Una conservación delicada. «Las transfusiones de sangre presentan los mismos problemas que la epo, pero además hay que añadirle que la sangre tiene una conservación delicada y que puede haber incompatibilidades de los grupos», comenta Pedro Manonelles. «Se puede congelar, pero es complicado, son procesos delicados», reitera Huelin. «Este es un proceso que lleva mucho tiempo haciéndose con personas enfermas y está muy regulado, pero en deportistas o personas sanas tampoco se han descrito bien los efectos que puede tener. Lo que buscan los tramposos es incrementar su resistencia a través de una mejor oxigenación de la sangre. Cuando machacas al organismo, con el entrenamiento, los niveles de hematocrito y hemoglobina descienden. La transfusión devolvería los niveles elevados con los entrenamientos ya hechos, por eso las realizaban antes de las grandes competiciones», señala el doctor Huelin.

Anabolizantes

Absolutamente terroríficos. Los efectos secundarios más dramáticos se dan en las mujeres. «Deberíamos preguntarnos por qué una sociedad se ha permitido transformar mujeres en hombres», reflexiona Santiago. «Para que tengan eficacia como dopaje hay que tomarlos en cantidades tóxicas, con lo que su consumo puede devenir en graves disfunciones hepáticas y tumores», describe Manonelles. «Lo peor es que los consumidores terminan enganchados al uso de estas sustancias, los daños psicológicos son tremendos», dice Huelin.
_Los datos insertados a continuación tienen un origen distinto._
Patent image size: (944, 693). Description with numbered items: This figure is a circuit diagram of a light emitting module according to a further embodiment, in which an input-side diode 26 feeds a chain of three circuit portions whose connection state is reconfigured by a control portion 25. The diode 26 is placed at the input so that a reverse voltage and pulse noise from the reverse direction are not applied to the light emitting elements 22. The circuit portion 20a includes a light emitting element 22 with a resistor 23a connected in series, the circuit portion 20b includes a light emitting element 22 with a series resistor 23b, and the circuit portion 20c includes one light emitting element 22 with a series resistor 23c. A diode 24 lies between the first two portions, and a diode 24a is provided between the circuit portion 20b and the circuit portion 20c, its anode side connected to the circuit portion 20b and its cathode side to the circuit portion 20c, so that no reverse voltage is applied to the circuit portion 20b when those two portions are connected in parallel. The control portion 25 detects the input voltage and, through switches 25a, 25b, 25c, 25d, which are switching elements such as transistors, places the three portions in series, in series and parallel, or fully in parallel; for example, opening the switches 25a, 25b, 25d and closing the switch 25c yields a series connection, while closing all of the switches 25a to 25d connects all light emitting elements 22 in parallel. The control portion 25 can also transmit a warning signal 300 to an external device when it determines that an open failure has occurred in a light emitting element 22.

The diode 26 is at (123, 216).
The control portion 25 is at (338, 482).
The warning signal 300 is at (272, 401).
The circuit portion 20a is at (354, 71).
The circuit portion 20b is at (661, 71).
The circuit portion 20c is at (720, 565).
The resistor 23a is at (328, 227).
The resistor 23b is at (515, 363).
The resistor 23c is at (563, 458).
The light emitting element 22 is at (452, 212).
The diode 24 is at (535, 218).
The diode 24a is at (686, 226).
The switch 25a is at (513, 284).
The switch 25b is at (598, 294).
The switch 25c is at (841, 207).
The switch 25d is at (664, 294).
Un problema complejo con una solución que implica control y educación

«Hablar de dopaje es hablar de algo tremendamente complejo. No es lo mismo, ni tampoco sus consecuencias, alguien que usa un estimulante que un deportista que recurre a la hormona de crecimiento. Al final acabamos englobando todo en el mismo saco y pienso que hay muchos matices que se deben tener en cuenta», razona César Cobián. «Pero, de lo que no cabe duda, es de que con Internet esto está fuera de control, los medicamentos se dispensan con total impunidad», comenta Miguel Santiago, quien aboga por una mayor presión policial sobre las redes que se dedican al tráfico de estos productos, pero también en abordarlo como un problema social: «Muchas veces es difícil hacerle entender a alguien que por mucho que se meta no va a alcanzar las marcas de otro... en la vida las cosas se consiguen con sacrificio y también con una genética privilegiada y talento... ¡y luego están las fronteras del alto rendimiento!... ¿son lícitas las cargas de entrenamiento que asumen algunos niños? La legislación laboral no las permitiría... es un debate amplio... de fondo».

El precio de las medallas

«La historia del deporte está plagada de casos en los que se consiguen medallas, aparecen héroes y nadie se pregunta ni quiere preguntarse cómo llegaron», dice Fernando Huelin. «Pero -incide- estoy convencido de que la gente que participa en las prueba populares lo hacen para divertirse. Harán estupideces, como tomarse cuatro pastillas de cafeína, que no les sirve para nada, pero estoy seguro de que no se dopan. Doparse es caro, muy caro, y no está al alcance de cualquiera. Todo el mundo necesita tomar algo. Algunos entran en tu consulta y ya sabes que quieren salir de allí con una receta. El efecto placebo existe».